Does it help, having a label or a diagnosis? Maybe it depends what it is, or how it was acquired. As a psychiatrist, I like to make a diagnosis; indeed, it feels sloppy not to try, and there is always the genuine hope that this will lead to better management.
But I don’t do terribly well with my own diagnoses. When I first became ill, many years ago, I was told that I had depression. What, I thought? This feels nothing like depression. I knew the symptoms, but perhaps I didn’t know myself terribly well, and I couldn’t see much connection between the two. I am actually ashamed to admit that not only did I think that I had borderline (emotionally unstable) personality disorder, but I was convinced that everyone else thought so too, particularly those involved in my care. I am ashamed because this highlights my own prejudices and misconceptions.
Later, my psychiatrist told me I had bipolar disorder. Then I changed psychiatrist, and he decided I had recurrent depression (psychotic depression), later changing this back to bipolar disorder. The problem is that if a diagnosis changes, as a patient you start to doubt its validity. You think that it could easily change again, and if so, is it really true? As a psychiatrist, I know the importance of making a diagnosis with care, and reviewing it if things change – but it’s hard to accept as a patient.
I also know that some psychiatrists have a reputation for making particular diagnoses, and this can attract scepticism from colleagues. Bipolar disorder and borderline personality disorder can be diagnosed in the same person by different doctors. All this really proves is that psychiatric diagnoses are very hard to make, but it does bring me back to the thorny issue of personality disorders.
I didn’t want to have a personality disorder because it meant – to me – that I wasn’t ill, that I had brought this on myself, that it was my fault.
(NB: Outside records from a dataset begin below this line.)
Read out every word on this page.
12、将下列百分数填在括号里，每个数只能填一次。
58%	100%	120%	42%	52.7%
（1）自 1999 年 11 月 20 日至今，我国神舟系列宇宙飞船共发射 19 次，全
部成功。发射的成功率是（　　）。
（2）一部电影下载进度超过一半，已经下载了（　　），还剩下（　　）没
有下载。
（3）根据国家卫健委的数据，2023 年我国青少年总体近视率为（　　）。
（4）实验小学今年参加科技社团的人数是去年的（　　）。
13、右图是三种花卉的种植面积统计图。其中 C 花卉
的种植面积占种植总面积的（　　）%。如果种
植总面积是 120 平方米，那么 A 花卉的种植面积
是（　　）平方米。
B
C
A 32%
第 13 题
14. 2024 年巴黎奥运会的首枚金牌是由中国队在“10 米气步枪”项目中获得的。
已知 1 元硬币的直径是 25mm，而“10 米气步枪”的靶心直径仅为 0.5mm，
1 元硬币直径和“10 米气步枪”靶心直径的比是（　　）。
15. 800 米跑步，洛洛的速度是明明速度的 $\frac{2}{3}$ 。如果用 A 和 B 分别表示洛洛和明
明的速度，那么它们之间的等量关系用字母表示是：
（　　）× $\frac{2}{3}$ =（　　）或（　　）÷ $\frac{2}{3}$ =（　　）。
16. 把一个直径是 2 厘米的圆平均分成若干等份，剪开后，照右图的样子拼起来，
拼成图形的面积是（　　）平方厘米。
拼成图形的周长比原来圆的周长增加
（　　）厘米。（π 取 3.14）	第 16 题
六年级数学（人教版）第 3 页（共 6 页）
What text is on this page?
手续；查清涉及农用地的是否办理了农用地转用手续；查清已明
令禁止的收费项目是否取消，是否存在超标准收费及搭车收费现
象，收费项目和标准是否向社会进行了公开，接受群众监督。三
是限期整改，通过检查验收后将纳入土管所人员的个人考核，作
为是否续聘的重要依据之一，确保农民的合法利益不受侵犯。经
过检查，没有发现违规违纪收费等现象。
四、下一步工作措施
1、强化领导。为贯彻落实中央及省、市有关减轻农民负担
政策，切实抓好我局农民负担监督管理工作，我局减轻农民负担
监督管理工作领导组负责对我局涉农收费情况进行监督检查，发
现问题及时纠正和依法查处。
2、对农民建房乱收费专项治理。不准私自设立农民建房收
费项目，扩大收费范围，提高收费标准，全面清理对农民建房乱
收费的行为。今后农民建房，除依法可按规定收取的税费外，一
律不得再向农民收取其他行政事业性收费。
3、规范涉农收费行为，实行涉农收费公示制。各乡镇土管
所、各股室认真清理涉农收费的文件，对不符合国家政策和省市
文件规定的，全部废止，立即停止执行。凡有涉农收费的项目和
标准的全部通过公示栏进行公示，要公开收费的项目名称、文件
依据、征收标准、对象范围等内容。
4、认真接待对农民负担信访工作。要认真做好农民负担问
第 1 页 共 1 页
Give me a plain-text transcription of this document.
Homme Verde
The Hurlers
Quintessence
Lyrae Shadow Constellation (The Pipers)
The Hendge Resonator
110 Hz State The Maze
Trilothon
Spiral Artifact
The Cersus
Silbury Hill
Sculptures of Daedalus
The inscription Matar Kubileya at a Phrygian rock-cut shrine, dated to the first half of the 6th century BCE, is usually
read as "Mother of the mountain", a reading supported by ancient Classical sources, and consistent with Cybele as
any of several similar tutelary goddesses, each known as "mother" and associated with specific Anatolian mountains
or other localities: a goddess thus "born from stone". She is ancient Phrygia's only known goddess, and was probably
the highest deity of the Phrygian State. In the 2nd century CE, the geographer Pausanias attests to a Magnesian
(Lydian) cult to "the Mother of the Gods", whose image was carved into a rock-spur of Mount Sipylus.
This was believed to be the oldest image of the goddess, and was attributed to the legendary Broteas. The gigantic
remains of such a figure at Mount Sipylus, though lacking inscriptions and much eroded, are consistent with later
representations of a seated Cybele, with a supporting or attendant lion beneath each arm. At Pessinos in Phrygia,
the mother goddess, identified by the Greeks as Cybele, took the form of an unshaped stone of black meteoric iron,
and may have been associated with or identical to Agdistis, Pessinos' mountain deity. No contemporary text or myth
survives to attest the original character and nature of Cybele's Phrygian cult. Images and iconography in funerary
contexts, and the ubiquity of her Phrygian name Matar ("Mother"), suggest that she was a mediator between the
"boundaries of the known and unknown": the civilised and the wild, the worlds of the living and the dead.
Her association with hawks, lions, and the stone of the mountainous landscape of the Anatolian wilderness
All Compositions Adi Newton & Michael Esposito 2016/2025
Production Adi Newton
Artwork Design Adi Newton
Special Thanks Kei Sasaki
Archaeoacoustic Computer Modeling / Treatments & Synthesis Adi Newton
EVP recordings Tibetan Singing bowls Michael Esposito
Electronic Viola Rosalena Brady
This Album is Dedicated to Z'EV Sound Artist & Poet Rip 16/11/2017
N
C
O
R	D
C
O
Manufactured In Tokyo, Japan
I don’t think I came up with this all by myself, I think it was and is a stigmatising diagnosis, and I had seen some punitive attitudes. I think things have improved – more people now are sympathetic, but the resource to treat remains limited, and people are still let down. My own fears, that I had this, make me very sad. Fears of judgment and criticism – and is that how I think about others? I really hope not. The years have taught me that those with personality disorders suffer as much, if not more, than those given other diagnoses. They are frequently victims of childhood trauma, and can be angry, and difficult to be with; but they are no less deserving of our help and care, perhaps more. It’s just that our care often isn’t very good, partly because we need support, and resources (money) to provide it, and partly because we don’t always know what is best. Our current knowledge is incomplete.
But I think that it’s the name, personality disorder, that really gets to me. And borderline! Emotionally unstable is slightly better, but not much. When I think about my personality, it’s about what I am and mean – it’s who I am – and having a disorder diagnosed would be profoundly disturbing.
I do think diagnoses are helpful, but we (psychiatrists) have to accept when we get them wrong, and we need to explain this to our patients. And some need better names.
My own (current) diagnosis of bipolar affective disorder is one that I am trying to accept, but it still feels alien to me. I see a textbook description, and I see myself, and I think how can these possibly have any connection? Would manic depression be any better, I wonder, and the answer is probably not (although it is more descriptive).
Ultimately there will always be people who don’t believe in psychiatric illness, or see it more in terms of a psychological construct resulting from the experiences of life, good and bad. What happens to us influences us greatly; but having seen some very ill patients, I cannot believe this entirely. Having been ill myself – I just don’t know. One is too close to oneself to tell.
Is mental illness real? Well, if things can go wrong with the body, they can undoubtedly go wrong with the brain. To me that counts as illness, although there are many other influences. Why does this question of veracity provoke so much emotion? Perhaps because mental illness is frightening, and the thought that one might have no control is fundamental. How can we believe in ourselves as beings if we are subject to biology? I don’t have any answers, but I like to think about it.